La Administración reconoció que existía una empleada en la entidad filial, pero consideró insuficiente la prueba aportada para acreditar que existiera una relación laboral a jornada completa y una actividad económica real de arrendamiento. Aunque se presentaron documentos de la Seguridad Social, vida laboral, nóminas y modelos fiscales, no se aportó el contrato de trabajo, ni se acreditó de forma suficiente que la carga de trabajo justificara una contratación a tiempo completo.

Por su parte, el contribuyente sostuvo que la entidad filial sí realizaba una actividad económica, acreditando que la empleada trabajaba efectivamente en la empresa mediante un contrato indefinido a tiempo completo que fue objeto de subrogación y posterior modificación. Alegó que no pudo aportar el contrato original por causas ajenas a su voluntad, pero presentó diversa documentación laboral y fiscal, además de una declaración de la trabajadora y una descripción detallada de sus funciones.

No obstante, el TEAR de Galicia confirmó el criterio de la Inspección y desestimó la reclamación, al considerar que no se había acreditado suficientemente la existencia de una actividad económica a efectos de la exención en el IP.

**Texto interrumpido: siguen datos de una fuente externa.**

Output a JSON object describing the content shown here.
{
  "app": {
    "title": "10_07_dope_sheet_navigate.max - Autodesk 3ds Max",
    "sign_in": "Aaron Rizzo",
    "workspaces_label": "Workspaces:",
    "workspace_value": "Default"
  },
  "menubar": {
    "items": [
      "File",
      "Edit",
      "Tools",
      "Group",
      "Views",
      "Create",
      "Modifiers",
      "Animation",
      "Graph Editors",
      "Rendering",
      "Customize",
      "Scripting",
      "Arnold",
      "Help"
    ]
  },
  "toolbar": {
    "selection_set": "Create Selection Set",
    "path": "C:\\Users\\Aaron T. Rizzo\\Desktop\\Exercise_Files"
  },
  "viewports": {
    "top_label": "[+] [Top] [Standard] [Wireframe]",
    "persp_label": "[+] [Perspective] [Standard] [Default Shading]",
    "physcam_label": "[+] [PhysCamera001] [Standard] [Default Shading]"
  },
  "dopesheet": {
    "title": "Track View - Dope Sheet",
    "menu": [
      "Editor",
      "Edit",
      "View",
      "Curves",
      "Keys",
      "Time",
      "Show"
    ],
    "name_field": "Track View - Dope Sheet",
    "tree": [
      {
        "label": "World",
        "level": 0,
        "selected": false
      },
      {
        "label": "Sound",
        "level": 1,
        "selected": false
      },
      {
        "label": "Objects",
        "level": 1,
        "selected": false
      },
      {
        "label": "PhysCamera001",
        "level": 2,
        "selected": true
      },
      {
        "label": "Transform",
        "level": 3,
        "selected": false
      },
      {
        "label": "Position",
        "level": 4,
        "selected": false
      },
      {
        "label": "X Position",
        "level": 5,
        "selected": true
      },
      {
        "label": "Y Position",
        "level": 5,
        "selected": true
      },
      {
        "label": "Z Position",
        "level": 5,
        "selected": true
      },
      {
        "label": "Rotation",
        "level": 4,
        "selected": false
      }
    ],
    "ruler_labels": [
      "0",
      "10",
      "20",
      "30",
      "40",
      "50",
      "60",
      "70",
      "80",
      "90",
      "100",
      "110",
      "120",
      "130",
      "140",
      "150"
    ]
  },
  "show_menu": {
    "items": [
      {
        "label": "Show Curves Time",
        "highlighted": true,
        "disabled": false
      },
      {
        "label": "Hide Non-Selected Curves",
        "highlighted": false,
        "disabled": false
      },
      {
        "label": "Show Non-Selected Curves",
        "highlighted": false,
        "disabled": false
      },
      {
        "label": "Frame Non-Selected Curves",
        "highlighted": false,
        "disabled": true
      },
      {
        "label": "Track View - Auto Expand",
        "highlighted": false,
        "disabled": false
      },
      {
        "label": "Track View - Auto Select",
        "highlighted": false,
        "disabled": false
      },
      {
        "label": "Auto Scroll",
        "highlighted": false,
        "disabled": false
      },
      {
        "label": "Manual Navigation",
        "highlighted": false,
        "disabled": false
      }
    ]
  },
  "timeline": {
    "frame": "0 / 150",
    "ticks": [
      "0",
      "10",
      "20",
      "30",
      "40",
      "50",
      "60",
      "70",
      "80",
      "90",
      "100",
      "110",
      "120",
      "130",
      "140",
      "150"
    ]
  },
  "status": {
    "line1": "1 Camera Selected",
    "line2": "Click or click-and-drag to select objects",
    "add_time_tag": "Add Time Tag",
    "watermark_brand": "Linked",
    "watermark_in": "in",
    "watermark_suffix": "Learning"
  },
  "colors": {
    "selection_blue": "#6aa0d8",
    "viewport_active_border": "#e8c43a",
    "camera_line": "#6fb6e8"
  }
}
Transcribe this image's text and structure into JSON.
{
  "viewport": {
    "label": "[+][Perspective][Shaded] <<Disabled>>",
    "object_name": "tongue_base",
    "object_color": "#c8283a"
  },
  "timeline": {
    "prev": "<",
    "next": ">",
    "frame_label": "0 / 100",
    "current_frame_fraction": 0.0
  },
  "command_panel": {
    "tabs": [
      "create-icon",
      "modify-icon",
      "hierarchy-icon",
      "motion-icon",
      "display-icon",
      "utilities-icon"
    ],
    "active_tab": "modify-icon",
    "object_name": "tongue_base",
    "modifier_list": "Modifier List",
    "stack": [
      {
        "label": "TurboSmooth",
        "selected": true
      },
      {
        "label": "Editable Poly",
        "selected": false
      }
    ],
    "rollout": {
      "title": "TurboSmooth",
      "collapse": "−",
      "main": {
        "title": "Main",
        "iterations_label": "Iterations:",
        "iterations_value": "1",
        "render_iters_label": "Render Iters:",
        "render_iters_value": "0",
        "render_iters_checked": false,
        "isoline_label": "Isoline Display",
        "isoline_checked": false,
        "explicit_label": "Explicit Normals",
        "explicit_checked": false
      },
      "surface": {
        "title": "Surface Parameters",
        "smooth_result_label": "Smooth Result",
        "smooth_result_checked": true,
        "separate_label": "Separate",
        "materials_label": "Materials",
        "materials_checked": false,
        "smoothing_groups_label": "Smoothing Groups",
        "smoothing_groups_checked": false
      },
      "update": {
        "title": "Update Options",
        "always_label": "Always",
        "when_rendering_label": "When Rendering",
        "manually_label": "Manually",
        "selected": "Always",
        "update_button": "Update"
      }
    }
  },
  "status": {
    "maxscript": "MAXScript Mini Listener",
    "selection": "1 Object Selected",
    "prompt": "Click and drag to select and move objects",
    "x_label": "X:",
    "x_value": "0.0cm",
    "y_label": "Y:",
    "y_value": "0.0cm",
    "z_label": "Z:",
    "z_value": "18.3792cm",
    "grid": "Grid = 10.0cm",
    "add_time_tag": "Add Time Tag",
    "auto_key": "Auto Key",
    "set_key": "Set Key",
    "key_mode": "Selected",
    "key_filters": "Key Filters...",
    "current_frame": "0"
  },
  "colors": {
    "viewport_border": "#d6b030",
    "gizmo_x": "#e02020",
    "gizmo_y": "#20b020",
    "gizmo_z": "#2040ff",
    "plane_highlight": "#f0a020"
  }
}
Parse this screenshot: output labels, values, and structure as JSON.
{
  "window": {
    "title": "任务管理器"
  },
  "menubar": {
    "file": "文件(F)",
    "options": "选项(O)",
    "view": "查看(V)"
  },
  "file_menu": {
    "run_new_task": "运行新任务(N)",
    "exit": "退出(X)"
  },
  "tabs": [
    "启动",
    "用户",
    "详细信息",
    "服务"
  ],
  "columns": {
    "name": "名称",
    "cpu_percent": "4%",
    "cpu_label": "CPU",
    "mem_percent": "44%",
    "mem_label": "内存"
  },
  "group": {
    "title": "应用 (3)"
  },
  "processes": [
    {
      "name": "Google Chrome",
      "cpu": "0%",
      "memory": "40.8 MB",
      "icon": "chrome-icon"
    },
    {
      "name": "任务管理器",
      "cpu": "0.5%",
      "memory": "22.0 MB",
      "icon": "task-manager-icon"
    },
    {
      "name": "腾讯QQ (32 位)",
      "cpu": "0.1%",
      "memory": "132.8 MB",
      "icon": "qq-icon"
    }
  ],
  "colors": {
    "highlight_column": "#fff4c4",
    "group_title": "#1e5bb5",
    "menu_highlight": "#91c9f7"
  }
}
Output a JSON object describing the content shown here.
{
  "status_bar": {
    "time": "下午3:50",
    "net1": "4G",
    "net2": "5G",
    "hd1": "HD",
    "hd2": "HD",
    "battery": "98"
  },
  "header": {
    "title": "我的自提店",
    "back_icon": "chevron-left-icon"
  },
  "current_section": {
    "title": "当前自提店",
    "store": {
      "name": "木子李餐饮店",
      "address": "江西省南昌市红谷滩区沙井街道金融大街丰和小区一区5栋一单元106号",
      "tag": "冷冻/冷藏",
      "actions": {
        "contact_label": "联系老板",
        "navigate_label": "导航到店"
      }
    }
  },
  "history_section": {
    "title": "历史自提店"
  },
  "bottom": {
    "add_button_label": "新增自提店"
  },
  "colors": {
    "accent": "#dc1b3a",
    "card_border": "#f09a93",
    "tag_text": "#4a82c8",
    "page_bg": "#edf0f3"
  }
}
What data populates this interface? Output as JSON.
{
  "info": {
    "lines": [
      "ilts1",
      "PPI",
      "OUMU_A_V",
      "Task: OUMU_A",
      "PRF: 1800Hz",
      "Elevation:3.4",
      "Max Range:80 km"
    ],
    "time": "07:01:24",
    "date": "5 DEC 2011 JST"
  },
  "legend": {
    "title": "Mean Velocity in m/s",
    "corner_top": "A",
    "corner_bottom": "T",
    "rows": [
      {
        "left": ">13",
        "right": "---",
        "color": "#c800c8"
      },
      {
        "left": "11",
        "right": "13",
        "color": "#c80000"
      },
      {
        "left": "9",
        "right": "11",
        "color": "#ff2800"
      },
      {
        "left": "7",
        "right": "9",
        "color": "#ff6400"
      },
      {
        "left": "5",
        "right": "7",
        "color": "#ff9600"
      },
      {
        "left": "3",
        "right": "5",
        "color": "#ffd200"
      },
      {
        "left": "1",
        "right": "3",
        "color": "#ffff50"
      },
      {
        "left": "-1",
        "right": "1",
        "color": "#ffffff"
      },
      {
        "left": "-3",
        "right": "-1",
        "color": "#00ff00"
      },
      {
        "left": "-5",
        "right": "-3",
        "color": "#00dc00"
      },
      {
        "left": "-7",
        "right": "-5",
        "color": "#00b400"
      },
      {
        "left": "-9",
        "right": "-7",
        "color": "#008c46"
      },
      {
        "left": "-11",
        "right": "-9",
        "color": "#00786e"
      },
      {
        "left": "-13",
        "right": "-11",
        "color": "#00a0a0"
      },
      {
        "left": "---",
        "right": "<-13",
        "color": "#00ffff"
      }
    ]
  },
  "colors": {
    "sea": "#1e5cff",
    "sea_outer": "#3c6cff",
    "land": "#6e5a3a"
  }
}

El TEAC aplica la doctrina fijada por el Tribunal Supremo, según la cual, para considerar que el arrendamiento de inmuebles constituye una actividad económica a efectos de los beneficios fiscales de la empresa familiar, basta con acreditar el cumplimiento del requisito legal de disponer de una persona empleada con contrato laboral y a jornada completa, sin que sea necesario demostrar adicionalmente la justificación económica de dicha contratación. El Tribunal considera que esta doctrina es plenamente aplicable al caso, aunque la actividad se desarrollara a través de una sociedad participada, ya que la normativa del IP permite considerar afectas a la actividad económica determinadas participaciones societarias.

La controversia queda así reducida a una cuestión probatoria: determinar si el contribuyente acreditó suficientemente la existencia de una empleada contratada a jornada completa. El TEAC concluye que sí, pues la documentación aportada (informes de cotización y vida laboral, junto con comunicaciones de la Seguridad Social) prueba que la trabajadora prestó servicios para la entidad filial mediante un contrato indefinido a jornada completa.

En consecuencia, se entiende cumplido el requisito del art. 27.2 LIRPF, por lo que la entidad filial desarrollaba una actividad económica de arrendamiento, su participación estaba afecta a la actividad de la sociedad matriz y el contribuyente tenía derecho a la reducción aplicada sobre la totalidad del valor de las participaciones adquiridas.

Por ello, el TEAC declara improcedente la regularización practicada por la Inspección, anula la liquidación tributaria y, al desaparecer la deuda tributaria que servía de fundamento a la infracción, anula también la sanción impuesta, estimando íntegramente el recurso del contribuyente.